JAKARTA (Koranmadura)-Pemerintah melarang Pemerintah Daerah (Pemda) yang dianggap boros menggunakan Anggaran Pendapatan dan Belanja Daerah (APBD) untuk kepentingan penerimaan pegawai negeri sipil (PNS). Larangan ini ditujukan bagi Pemda yang memiliki alokasi belanja pegawai di atas 50% dari APBD. “Jadi jangan belanja pegawai jangan sampai 70 persen, harus di bawah 50 persen,” kata Menteri Dalam Negeri, Gamawan Fauzi di Jakarta, Kamis, (7/2).
Menurut Gamawan, selain masalah alokasi belanja pegawai, dalam penerimaan pegawai juga akan dilihat indikator kebutuhan dan beban tugas jabatan yang akan diterima. “Tapi itu harus dipenuhi dua poin itu,” tegasnya
Tahun ini pemerintah merencanakan untuk merekrut sekitar 60.000 PNS seiring dengan dicabutnya moratorium penerimaan PNS.
Mantan Gubernur Sumatera Barat inu menambahkan untuk mengantisipasi membengkaknya belanja pegawai, pihaknya melarang penambahan pegawai honorer di instansi pemerintahan. “Kita sudah tegaskan ke daerah untuk tidak menambah pegawai honorer, silahkan risikonya di daerah,”
Di sisi lain, kata dia, kemendagri akan segera menertibkan tiga pejabat daerah yang mendapatkan tunjangan di atas Rp50 juta oleh sekretaris daerah (Sekda). “Kami akan segera menertibkan agar tidak mengganggu kondisi fiskal daerah dan menyebabkan disparitas dengan daerah lain,” ucapnya.
Dia mengatakan, tiga daerah tersebut adalah DKI Jakarta, Jawa Barat dan Banten. Pendapatan pejabat daerah ini besar karena selain tunjangan juga menerima honor-honor lain. Pengaturan tersebut merujuk pada PP 109 yang menyatakan harus sesuai kemampuan keuangan daerah. “Itu tidak boleh lagi seperti itu, maksimal 10 kali gaji, yang terbesar. Kalau dulu bisa Rp1 miliar sebulan di masa lalu, untuk yang besar. Tapi itu sudah kita tertibkan,” katanya.

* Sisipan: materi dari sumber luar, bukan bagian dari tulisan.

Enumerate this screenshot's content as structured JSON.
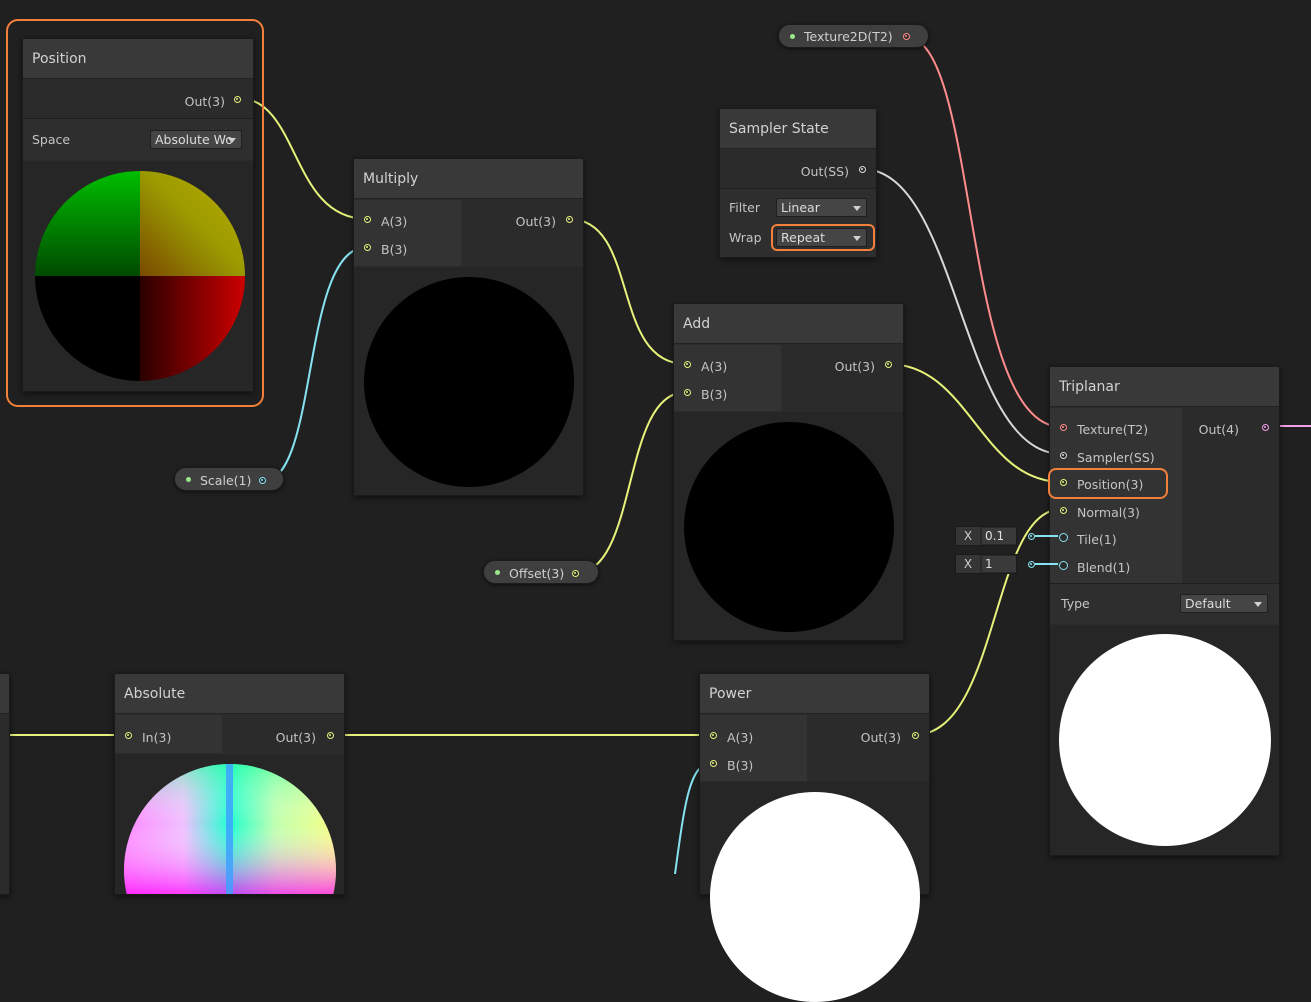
{
  "nodes": {
    "position": {
      "title": "Position",
      "out": "Out(3)",
      "space_label": "Space",
      "space_value": "Absolute Wo"
    },
    "multiply": {
      "title": "Multiply",
      "in_a": "A(3)",
      "in_b": "B(3)",
      "out": "Out(3)"
    },
    "sampler": {
      "title": "Sampler State",
      "out": "Out(SS)",
      "filter_label": "Filter",
      "filter_value": "Linear",
      "wrap_label": "Wrap",
      "wrap_value": "Repeat"
    },
    "add": {
      "title": "Add",
      "in_a": "A(3)",
      "in_b": "B(3)",
      "out": "Out(3)"
    },
    "triplanar": {
      "title": "Triplanar",
      "in_texture": "Texture(T2)",
      "in_sampler": "Sampler(SS)",
      "in_position": "Position(3)",
      "in_normal": "Normal(3)",
      "in_tile": "Tile(1)",
      "in_blend": "Blend(1)",
      "out": "Out(4)",
      "type_label": "Type",
      "type_value": "Default",
      "tile_axis": "X",
      "tile_value": "0.1",
      "blend_axis": "X",
      "blend_value": "1"
    },
    "absolute": {
      "title": "Absolute",
      "in": "In(3)",
      "out": "Out(3)"
    },
    "power": {
      "title": "Power",
      "in_a": "A(3)",
      "in_b": "B(3)",
      "out": "Out(3)"
    }
  },
  "properties": {
    "texture": "Texture2D(T2)",
    "scale": "Scale(1)",
    "offset": "Offset(3)"
  },
  "colors": {
    "vector3_wire": "#e6f27a",
    "vector1_wire": "#86e3f2",
    "texture_wire": "#ff8c8c",
    "sampler_wire": "#d8d8d8",
    "vector4_wire": "#f0a0e8",
    "highlight": "#f2803a"
  }
}
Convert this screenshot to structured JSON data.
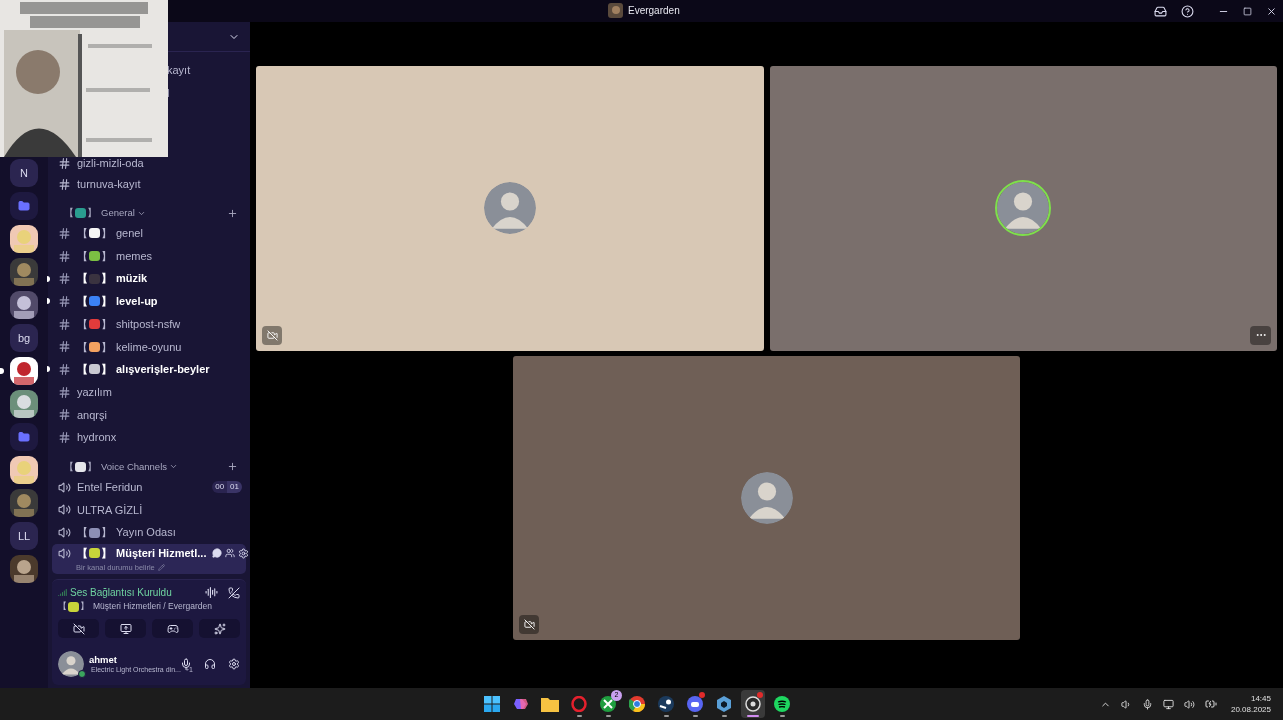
{
  "window": {
    "title": "Evergarden"
  },
  "webcam_overlay": {
    "kind": "picture"
  },
  "server_rail": [
    {
      "kind": "letter",
      "label": "N",
      "unread": false
    },
    {
      "kind": "folder",
      "unread": false
    },
    {
      "kind": "picture",
      "unread": false
    },
    {
      "kind": "picture",
      "unread": false
    },
    {
      "kind": "picture",
      "unread": false
    },
    {
      "kind": "letter",
      "label": "bg",
      "unread": false
    },
    {
      "kind": "picture",
      "unread": true
    },
    {
      "kind": "picture",
      "unread": false
    },
    {
      "kind": "folder",
      "unread": false
    },
    {
      "kind": "picture",
      "unread": false
    },
    {
      "kind": "picture",
      "unread": false
    },
    {
      "kind": "letter",
      "label": "LL",
      "unread": false
    },
    {
      "kind": "picture",
      "unread": false
    }
  ],
  "top_channels": [
    {
      "kind": "clipped",
      "name": "kayıt"
    },
    {
      "kind": "clipped",
      "name": "l"
    },
    {
      "kind": "text",
      "name": "gizli-mizli-oda"
    },
    {
      "kind": "text",
      "name": "turnuva-kayıt"
    }
  ],
  "categories": [
    {
      "name": "General",
      "brackets": [
        "【",
        "】"
      ],
      "color": "#2a9d8f",
      "expanded": true,
      "channels": [
        {
          "kind": "text",
          "name": "genel",
          "brackets": [
            "【",
            "】"
          ],
          "color": "#f5f5f5",
          "unread": false,
          "selected": false
        },
        {
          "kind": "text",
          "name": "memes",
          "brackets": [
            "【",
            "】"
          ],
          "color": "#7bc043",
          "unread": false,
          "selected": false
        },
        {
          "kind": "text",
          "name": "müzik",
          "brackets": [
            "【",
            "】"
          ],
          "color": "#3a3340",
          "unread": true,
          "selected": false
        },
        {
          "kind": "text",
          "name": "level-up",
          "brackets": [
            "【",
            "】"
          ],
          "color": "#3b82f6",
          "unread": true,
          "selected": false
        },
        {
          "kind": "text",
          "name": "shitpost-nsfw",
          "brackets": [
            "【",
            "】"
          ],
          "color": "#e23b3b",
          "unread": false,
          "selected": false
        },
        {
          "kind": "text",
          "name": "kelime-oyunu",
          "brackets": [
            "【",
            "】"
          ],
          "color": "#f4a261",
          "unread": false,
          "selected": false
        },
        {
          "kind": "text",
          "name": "alışverişler-beyler",
          "brackets": [
            "【",
            "】"
          ],
          "color": "#c9c9d1",
          "unread": true,
          "selected": false
        },
        {
          "kind": "text",
          "name": "yazılım",
          "unread": false,
          "selected": false
        },
        {
          "kind": "text",
          "name": "anqrşi",
          "unread": false,
          "selected": false
        },
        {
          "kind": "text",
          "name": "hydronx",
          "unread": false,
          "selected": false
        }
      ]
    },
    {
      "name": "Voice Channels",
      "brackets": [
        "【",
        "】"
      ],
      "color": "#e5e5ea",
      "expanded": true,
      "channels": [
        {
          "kind": "voice",
          "name": "Entel Feridun",
          "counters": [
            "00",
            "01"
          ],
          "selected": false
        },
        {
          "kind": "voice",
          "name": "ULTRA GİZLİ",
          "selected": false
        },
        {
          "kind": "voice",
          "name": "Yayın Odası",
          "brackets": [
            "【",
            "】"
          ],
          "color": "#8d8fb5",
          "selected": false
        },
        {
          "kind": "voice",
          "name": "Müşteri Hizmetl...",
          "brackets": [
            "【",
            "】"
          ],
          "color": "#c8d43a",
          "selected": true,
          "status": "Bir kanal durumu belirle"
        }
      ]
    }
  ],
  "voice_panel": {
    "status": "Ses Bağlantısı Kuruldu",
    "brackets": [
      "【",
      "】"
    ],
    "color": "#c8d43a",
    "channel": "Müşteri Hizmetleri / Evergarden"
  },
  "user": {
    "name": "ahmet",
    "activity": "Electric Light Orchestra din...",
    "extra": "+1",
    "online": true
  },
  "tiles": [
    {
      "color": "#d8c8b5",
      "speaking": false,
      "camera_off": true,
      "more": false
    },
    {
      "color": "#7a6f6c",
      "speaking": true,
      "camera_off": false,
      "more": true
    },
    {
      "color": "#6f5f56",
      "speaking": false,
      "camera_off": true,
      "more": false
    }
  ],
  "taskbar": {
    "apps": [
      {
        "kind": "grid",
        "running": false,
        "active": false
      },
      {
        "kind": "blob",
        "running": false,
        "active": false
      },
      {
        "kind": "folder",
        "running": false,
        "active": false
      },
      {
        "kind": "ring",
        "running": true,
        "active": false
      },
      {
        "kind": "xcircle",
        "running": true,
        "active": false,
        "badge": "2"
      },
      {
        "kind": "wheel",
        "running": false,
        "active": false
      },
      {
        "kind": "steam",
        "running": true,
        "active": false
      },
      {
        "kind": "chat",
        "running": true,
        "active": false,
        "alert": true
      },
      {
        "kind": "cube",
        "running": true,
        "active": false
      },
      {
        "kind": "camera",
        "running": true,
        "active": true,
        "alert": true
      },
      {
        "kind": "waves",
        "running": true,
        "active": false
      }
    ],
    "time": "14:45",
    "date": "20.08.2025"
  }
}
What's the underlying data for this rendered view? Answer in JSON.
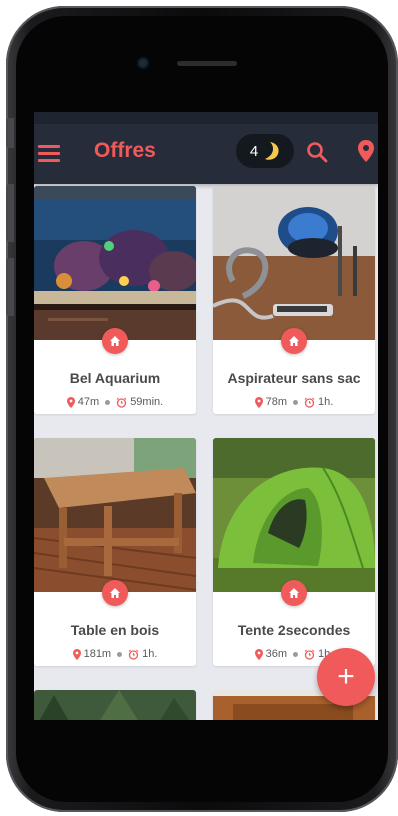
{
  "app": {
    "title": "Offres",
    "nights_count": "4"
  },
  "offers": [
    {
      "name": "Bel Aquarium",
      "distance": "47m",
      "time": "59min."
    },
    {
      "name": "Aspirateur sans sac",
      "distance": "78m",
      "time": "1h."
    },
    {
      "name": "Table en bois",
      "distance": "181m",
      "time": "1h."
    },
    {
      "name": "Tente 2secondes",
      "distance": "36m",
      "time": "1h."
    }
  ],
  "fab": {
    "label": "+"
  },
  "icons": {
    "menu": "hamburger-menu-icon",
    "moon": "moon-icon",
    "search": "search-icon",
    "location": "location-pin-icon",
    "badge": "home-icon",
    "time": "alarm-clock-icon"
  },
  "colors": {
    "accent": "#f05a5b",
    "appbar": "#262c3a",
    "moon": "#f6c94a",
    "background": "#e8e9ee"
  }
}
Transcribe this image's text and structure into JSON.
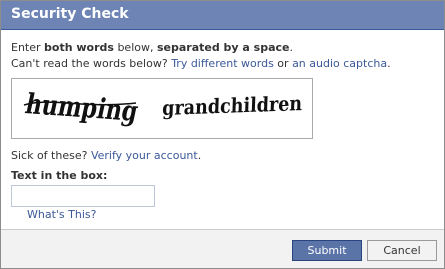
{
  "dialog": {
    "title": "Security Check"
  },
  "instructions": {
    "line1_prefix": "Enter ",
    "line1_bold1": "both words",
    "line1_middle": " below, ",
    "line1_bold2": "separated by a space",
    "line1_suffix": ".",
    "line2_prefix": "Can't read the words below? ",
    "try_different_link": "Try different words",
    "line2_or": " or ",
    "audio_link": "an audio captcha",
    "line2_suffix": "."
  },
  "captcha": {
    "word1": "humping",
    "word2": "grandchildren"
  },
  "verify": {
    "prefix": "Sick of these? ",
    "link": "Verify your account",
    "suffix": "."
  },
  "textbox": {
    "label": "Text in the box:",
    "value": "",
    "placeholder": ""
  },
  "help_link": "What's This?",
  "footer": {
    "submit_label": "Submit",
    "cancel_label": "Cancel"
  },
  "colors": {
    "title_bar": "#6d84b4",
    "link": "#3b5998",
    "submit_bg": "#5b74a8"
  }
}
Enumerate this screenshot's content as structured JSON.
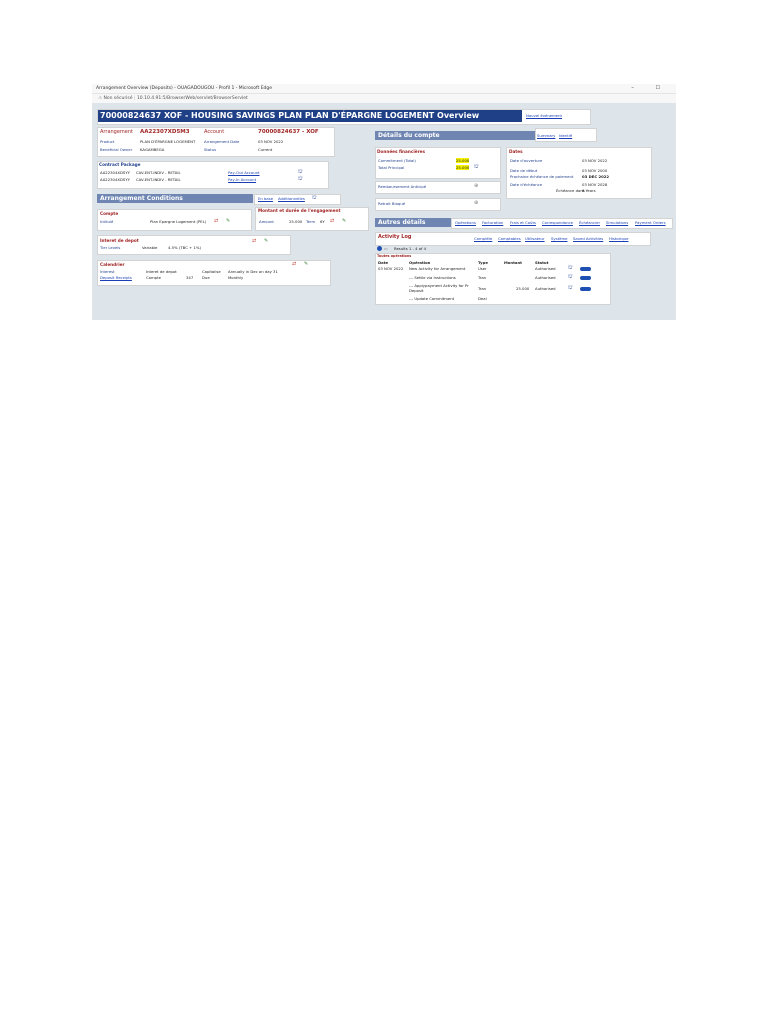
{
  "window": {
    "title": "Arrangement Overview (Deposits) - OUAGADOUGOU - Profil 1 - Microsoft Edge",
    "controls": "– ☐",
    "security": "Non sécurisé",
    "url": "10.10.4.91:5/BrowserWeb/servlet/BrowserServlet"
  },
  "header": {
    "title": "70000824637 XOF - HOUSING SAVINGS PLAN PLAN D'ÉPARGNE LOGEMENT Overview",
    "new_event_link": "Nouvel événement"
  },
  "arrangement": {
    "arrangement_label": "Arrangement",
    "arrangement_value": "AA22307XD5M3",
    "account_label": "Account",
    "account_value": "70000824637 - XOF",
    "product_label": "Product",
    "product_value": "PLAN D'ÉPARGNE LOGEMENT",
    "arrangement_date_label": "Arrangement Date",
    "arrangement_date_value": "03 NOV 2022",
    "beneficial_owner_label": "Beneficial Owner",
    "beneficial_owner_value": "KAGAMBEGA",
    "status_label": "Status",
    "status_value": "Current"
  },
  "contract_package": {
    "title": "Contract Package",
    "rows": [
      {
        "code": "AA22304XDSYY",
        "name": "CAV-ENT-INDIV - RETAIL",
        "link": "Pay-Out Account"
      },
      {
        "code": "AA22304XDSYY",
        "name": "CAV-ENT-INDIV - RETAIL",
        "link": "Pay-In Account"
      }
    ]
  },
  "arrangement_conditions": {
    "title": "Arrangement Conditions",
    "link1": "En base",
    "link2": "Additionnelles"
  },
  "compte": {
    "title": "Compte",
    "intitule_label": "Intitulé",
    "intitule_value": "Plan Epargne Logement (PEL)"
  },
  "montant_duree": {
    "title": "Montant et durée de l'engagement",
    "amount_label": "Amount",
    "amount_value": "25.000",
    "term_label": "Term",
    "term_value": "6Y"
  },
  "interet_depot": {
    "title": "Interet de depot",
    "tier_label": "Tier Levels",
    "tier_value": "Variable",
    "rate_value": "4.5% (TBC + 1%)"
  },
  "calendrier": {
    "title": "Calendrier",
    "rows": [
      {
        "label": "Interest",
        "c1": "Interet de depot",
        "c2": "",
        "c3": "Capitalise",
        "c4": "Annually in Dec on day 31"
      },
      {
        "label": "Deposit Receipts",
        "c1": "Compte",
        "c2": "347",
        "c3": "Due",
        "c4": "Monthly"
      }
    ]
  },
  "details_compte": {
    "title": "Détails du compte",
    "link1": "Summary",
    "link2": "Identifi"
  },
  "donnees_financieres": {
    "title": "Données financières",
    "commitment_label": "Commitment (Total)",
    "commitment_value": "25.000",
    "principal_label": "Total Principal",
    "principal_value": "25.000"
  },
  "dates": {
    "title": "Dates",
    "rows": [
      {
        "label": "Date d'ouverture",
        "value": "03 NOV 2022"
      },
      {
        "label": "Date de début",
        "value": "03 NOV 2000"
      },
      {
        "label": "Prochaine échéance de paiement",
        "value": "03 DEC 2022"
      },
      {
        "label": "Date d'échéance",
        "value": "03 NOV 2028"
      },
      {
        "label": "Échéance dans",
        "value": "6 Years"
      }
    ]
  },
  "remboursement": {
    "label": "Remboursement Anticipé"
  },
  "retrait": {
    "label": "Retrait Bloqué"
  },
  "autres_details": {
    "title": "Autres détails",
    "links": [
      "Opérations",
      "Facturation",
      "Frais et Coûts",
      "Correspondance",
      "Échéancier",
      "Simulations",
      "Payment Orders"
    ]
  },
  "activity_log": {
    "title": "Activity Log",
    "links": [
      "Complète",
      "Comptables",
      "Utilisateur",
      "Système",
      "Saved Activities",
      "Historique"
    ],
    "results": "Results 1 - 4 of 4",
    "section": "Toutes opérations",
    "headers": {
      "date": "Date",
      "operation": "Opération",
      "type": "Type",
      "amount": "Montant",
      "status": "Statut"
    },
    "rows": [
      {
        "date": "03 NOV 2022",
        "operation": "New Activity for Arrangement",
        "type": "User",
        "amount": "",
        "status": "Authorised"
      },
      {
        "date": "",
        "operation": "--- Settle via Instructions",
        "type": "Tran",
        "amount": "",
        "status": "Authorised"
      },
      {
        "date": "",
        "operation": "--- Applypayment Activity for Pr Deposit",
        "type": "Tran",
        "amount": "25.000",
        "status": "Authorised"
      },
      {
        "date": "",
        "operation": "--- Update Commitment",
        "type": "Deal",
        "amount": "",
        "status": ""
      }
    ]
  },
  "icons": {
    "binoculars": "⛫",
    "edit": "✎",
    "sync": "⇄",
    "zoom": "⊕"
  },
  "colors": {
    "title_bar": "#1f3f86",
    "section_header": "#6f86b2",
    "highlight": "#f4f200",
    "label_red": "#a02525",
    "link_blue": "#1a3fb5"
  }
}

Gamawan melanjutkan saat ini sedang dirumuskan besaran tunjangan pejabat negara. Ke depan, pendapatan lain seperti upah pungut harus dihilangkan. “‘Take home pay’ pejabat daerahnya akan turun, ini yang sudah kita 8 kali rapat, dan mungkin ribut juga,” ujarnya.